THE PEOPLE, Plaintiff and Respondent, v. EDWARD DANIEL JONES, Defendant and Appellant.

COUNSEL

Atherton & Woodbury and John D. Atherton for Defendant and Appellant.

Stanley Mosk, Attorney General, William E. James, Assistant Attorney General, and Walter E. White, Deputy Attorney General, for Plaintiff and Respondent.

OPINION

BROWN (G.), J.

Appellant was convicted of robbery in the first degree for his part in a liquor store holdup, actually perpetrated by another. This appeal is based on alleged misconduct of the district attorney in alluding to appellant's six prior felonies in cross-examination and argument, and in further assailing the credibility of appellant in argument.
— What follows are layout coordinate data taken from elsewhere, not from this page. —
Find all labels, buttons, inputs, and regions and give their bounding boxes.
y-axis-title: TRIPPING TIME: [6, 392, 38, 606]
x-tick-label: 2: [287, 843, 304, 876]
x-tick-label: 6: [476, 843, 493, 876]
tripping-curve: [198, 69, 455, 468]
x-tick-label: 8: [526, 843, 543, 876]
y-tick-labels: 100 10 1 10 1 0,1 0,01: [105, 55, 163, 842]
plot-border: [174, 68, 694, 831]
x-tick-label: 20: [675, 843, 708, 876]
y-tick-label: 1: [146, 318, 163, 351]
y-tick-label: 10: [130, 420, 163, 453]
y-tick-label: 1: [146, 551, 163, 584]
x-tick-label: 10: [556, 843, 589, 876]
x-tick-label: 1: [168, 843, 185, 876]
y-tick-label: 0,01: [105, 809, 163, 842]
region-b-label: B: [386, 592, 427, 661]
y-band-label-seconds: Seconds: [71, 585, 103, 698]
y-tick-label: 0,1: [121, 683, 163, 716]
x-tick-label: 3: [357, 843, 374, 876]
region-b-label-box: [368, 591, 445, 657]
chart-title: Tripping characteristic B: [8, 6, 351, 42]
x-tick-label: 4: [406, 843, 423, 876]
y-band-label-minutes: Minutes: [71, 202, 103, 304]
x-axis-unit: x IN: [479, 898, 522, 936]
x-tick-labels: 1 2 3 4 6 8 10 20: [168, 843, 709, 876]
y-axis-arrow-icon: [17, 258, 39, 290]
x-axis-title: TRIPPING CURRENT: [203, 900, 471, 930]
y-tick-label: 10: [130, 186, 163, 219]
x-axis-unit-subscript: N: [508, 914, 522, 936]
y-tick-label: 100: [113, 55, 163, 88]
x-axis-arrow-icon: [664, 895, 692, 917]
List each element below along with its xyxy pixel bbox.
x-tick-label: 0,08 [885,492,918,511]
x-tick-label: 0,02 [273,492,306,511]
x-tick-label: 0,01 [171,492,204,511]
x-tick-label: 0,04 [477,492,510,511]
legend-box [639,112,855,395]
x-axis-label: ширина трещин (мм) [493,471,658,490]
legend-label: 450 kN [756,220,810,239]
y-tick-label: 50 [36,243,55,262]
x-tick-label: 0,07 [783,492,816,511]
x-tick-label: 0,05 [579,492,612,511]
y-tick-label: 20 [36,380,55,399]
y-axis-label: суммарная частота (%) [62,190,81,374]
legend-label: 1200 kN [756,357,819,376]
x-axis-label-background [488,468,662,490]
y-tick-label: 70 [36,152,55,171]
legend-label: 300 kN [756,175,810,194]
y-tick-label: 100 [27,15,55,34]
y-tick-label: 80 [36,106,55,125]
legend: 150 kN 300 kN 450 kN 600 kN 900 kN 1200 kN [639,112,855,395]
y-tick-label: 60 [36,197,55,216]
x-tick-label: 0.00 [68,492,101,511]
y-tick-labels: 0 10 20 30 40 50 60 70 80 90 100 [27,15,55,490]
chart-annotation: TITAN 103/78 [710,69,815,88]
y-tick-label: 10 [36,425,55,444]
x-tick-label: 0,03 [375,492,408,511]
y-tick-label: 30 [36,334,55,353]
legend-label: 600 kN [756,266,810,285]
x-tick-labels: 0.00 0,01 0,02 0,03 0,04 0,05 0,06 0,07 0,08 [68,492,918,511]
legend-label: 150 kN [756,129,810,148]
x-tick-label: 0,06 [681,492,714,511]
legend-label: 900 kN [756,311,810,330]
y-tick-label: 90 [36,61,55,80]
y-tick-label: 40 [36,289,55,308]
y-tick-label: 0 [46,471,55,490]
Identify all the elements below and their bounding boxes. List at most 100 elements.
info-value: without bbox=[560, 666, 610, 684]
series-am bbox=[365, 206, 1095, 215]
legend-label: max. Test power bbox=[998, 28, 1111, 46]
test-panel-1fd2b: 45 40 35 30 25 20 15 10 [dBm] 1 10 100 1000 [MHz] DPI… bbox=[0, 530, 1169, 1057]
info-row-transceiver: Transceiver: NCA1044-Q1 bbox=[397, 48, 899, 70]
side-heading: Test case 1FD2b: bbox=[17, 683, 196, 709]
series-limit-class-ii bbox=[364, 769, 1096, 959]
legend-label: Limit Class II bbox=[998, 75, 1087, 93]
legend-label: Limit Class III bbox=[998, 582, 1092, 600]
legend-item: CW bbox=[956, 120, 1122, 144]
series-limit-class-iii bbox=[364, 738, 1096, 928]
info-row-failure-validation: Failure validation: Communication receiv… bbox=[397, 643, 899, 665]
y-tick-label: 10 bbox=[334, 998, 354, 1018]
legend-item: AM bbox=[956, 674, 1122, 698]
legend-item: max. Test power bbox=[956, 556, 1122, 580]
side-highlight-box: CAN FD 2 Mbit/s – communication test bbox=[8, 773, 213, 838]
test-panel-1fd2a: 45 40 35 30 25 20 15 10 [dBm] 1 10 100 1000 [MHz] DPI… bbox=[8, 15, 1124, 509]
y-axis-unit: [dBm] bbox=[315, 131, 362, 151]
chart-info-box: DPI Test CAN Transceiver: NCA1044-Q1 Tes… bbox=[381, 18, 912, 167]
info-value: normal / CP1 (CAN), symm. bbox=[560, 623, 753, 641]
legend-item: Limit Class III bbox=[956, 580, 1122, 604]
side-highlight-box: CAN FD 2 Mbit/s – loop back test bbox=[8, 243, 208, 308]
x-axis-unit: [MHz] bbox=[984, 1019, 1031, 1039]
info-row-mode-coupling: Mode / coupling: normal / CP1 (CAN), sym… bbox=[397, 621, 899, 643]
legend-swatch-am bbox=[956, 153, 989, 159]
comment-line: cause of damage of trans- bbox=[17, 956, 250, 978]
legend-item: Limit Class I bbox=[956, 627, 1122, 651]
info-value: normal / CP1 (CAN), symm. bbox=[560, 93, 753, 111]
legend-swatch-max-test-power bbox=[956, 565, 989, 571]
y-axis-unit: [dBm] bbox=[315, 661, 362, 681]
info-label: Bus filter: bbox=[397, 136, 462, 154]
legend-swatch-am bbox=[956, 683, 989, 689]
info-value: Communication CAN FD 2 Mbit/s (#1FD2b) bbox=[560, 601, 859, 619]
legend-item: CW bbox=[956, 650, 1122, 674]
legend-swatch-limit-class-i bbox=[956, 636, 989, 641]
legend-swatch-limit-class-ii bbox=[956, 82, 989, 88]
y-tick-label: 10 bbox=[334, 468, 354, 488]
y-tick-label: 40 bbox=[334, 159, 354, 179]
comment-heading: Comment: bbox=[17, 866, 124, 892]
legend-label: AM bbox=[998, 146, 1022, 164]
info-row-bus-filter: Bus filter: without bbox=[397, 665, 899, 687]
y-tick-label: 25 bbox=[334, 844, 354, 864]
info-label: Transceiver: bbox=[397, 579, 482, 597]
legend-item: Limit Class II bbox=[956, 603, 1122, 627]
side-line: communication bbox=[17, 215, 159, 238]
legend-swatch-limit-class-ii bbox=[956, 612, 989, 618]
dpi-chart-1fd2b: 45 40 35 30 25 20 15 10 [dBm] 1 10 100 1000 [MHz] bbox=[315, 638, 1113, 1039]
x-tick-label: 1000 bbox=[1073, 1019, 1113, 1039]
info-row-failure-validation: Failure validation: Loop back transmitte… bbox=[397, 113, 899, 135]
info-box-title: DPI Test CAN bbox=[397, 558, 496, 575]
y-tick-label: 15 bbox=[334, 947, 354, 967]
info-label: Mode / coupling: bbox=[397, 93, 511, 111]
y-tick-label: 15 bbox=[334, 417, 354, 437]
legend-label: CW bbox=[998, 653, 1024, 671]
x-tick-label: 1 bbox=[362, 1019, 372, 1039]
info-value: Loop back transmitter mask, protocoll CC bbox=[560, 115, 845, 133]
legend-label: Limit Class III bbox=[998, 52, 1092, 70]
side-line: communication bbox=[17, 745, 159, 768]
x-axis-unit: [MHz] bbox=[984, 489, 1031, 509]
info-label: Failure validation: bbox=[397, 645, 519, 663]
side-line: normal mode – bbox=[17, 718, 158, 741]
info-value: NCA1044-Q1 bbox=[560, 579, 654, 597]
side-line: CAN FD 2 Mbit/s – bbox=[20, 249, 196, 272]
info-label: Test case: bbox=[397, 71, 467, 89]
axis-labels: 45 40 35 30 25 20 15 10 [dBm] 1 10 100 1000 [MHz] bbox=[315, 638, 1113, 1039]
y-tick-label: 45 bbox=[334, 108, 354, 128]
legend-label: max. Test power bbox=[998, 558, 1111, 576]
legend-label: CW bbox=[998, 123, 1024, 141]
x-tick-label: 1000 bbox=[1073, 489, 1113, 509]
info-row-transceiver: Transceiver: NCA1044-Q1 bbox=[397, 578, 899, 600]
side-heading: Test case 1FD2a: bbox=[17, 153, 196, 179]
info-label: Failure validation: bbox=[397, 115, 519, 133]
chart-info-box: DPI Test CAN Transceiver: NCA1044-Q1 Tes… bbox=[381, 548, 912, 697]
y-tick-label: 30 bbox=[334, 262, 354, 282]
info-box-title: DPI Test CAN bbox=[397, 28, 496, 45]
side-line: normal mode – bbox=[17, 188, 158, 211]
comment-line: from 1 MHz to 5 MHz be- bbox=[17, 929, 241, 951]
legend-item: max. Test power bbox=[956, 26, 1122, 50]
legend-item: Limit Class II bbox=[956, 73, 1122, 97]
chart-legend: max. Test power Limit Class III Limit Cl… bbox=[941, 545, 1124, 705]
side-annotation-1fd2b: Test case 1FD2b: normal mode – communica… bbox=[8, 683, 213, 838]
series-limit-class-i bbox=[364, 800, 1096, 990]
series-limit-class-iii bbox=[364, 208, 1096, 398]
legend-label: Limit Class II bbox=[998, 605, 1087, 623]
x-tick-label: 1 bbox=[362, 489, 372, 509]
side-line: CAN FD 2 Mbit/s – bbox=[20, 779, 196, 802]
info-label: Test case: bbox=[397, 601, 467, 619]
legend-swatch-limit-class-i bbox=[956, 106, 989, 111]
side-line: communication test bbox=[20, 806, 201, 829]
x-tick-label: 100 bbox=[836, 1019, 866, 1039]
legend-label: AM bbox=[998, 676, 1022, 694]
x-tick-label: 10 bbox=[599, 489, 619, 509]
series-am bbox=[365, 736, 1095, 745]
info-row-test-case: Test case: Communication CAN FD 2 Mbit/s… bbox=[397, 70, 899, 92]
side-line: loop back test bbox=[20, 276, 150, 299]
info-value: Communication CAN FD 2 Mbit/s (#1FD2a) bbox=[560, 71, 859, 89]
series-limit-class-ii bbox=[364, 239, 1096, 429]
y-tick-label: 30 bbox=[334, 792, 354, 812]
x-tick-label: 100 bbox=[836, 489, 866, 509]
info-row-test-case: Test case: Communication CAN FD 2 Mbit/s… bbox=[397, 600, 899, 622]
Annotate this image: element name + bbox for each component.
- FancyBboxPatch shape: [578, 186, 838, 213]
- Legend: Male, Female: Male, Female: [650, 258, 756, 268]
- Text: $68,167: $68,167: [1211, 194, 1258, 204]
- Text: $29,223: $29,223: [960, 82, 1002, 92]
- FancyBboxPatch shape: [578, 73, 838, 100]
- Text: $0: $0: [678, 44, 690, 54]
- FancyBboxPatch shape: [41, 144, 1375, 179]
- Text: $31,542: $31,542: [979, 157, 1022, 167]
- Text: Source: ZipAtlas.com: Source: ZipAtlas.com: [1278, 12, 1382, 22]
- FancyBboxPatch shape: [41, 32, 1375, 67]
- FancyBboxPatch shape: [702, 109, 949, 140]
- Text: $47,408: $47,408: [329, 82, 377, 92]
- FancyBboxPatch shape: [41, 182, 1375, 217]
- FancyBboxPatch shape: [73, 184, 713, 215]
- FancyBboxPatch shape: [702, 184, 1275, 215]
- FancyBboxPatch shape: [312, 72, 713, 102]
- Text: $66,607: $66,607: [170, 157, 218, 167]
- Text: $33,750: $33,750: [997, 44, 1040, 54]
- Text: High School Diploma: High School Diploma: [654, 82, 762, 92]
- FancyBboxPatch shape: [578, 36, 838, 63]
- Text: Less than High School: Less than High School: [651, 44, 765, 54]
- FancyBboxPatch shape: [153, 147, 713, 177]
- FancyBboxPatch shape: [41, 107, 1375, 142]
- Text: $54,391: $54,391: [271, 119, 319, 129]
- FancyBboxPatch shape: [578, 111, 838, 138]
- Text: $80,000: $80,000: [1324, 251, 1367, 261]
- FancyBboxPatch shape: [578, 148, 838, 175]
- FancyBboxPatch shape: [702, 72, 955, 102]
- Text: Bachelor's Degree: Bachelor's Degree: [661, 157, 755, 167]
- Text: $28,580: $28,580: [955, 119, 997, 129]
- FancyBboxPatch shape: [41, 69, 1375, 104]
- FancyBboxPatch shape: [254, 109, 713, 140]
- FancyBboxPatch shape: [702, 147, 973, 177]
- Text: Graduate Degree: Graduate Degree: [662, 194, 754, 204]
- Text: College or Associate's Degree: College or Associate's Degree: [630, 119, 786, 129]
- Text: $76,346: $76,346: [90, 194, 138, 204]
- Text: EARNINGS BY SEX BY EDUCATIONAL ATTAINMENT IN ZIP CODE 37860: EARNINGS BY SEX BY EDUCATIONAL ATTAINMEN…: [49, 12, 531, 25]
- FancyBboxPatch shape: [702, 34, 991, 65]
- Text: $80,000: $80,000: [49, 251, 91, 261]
Appellant contends that the district attorney was guilty of misconduct in cross-examining him on his conviction of prior felonies, how many, their specific nature, and when these felonies occurred.

[1, 2] While the details and circumstances of felonies may not be shown (People v. Miller, 188 Cal. App. 2d 156, 170 [10 Cal.Rptr. 326]), the district attorney may properly elicit evidence of a defendant's prior felony convictions, including the number, dates and the specific felonies. (People v. Craig, [216 Cal. App. 2d 495] 196 Cal. 19, 28 [235 P. 721]; People v. Renteria, 181 Cal. App. 2d 214, 218 [5 Cal. Rptr. 119]; People v. Beverly, 200 Cal. App. 2d 119, 124 [19 Cal. Rptr. 67]; People v. Klavon, 202 Cal. App. 2d 765, 770 [21 Cal. Rptr. 99]; Code Civ. Proc., ยง 2051.) The cross-examination was proper.

The remaining contention of appellant based upon an alleged lack of good faith of the district attorney in referring in argument to the jury to defendant's prior convictions, is without merit.

Judgment affirmed.

Griffin, P. J., and Coughlin, J., concurred.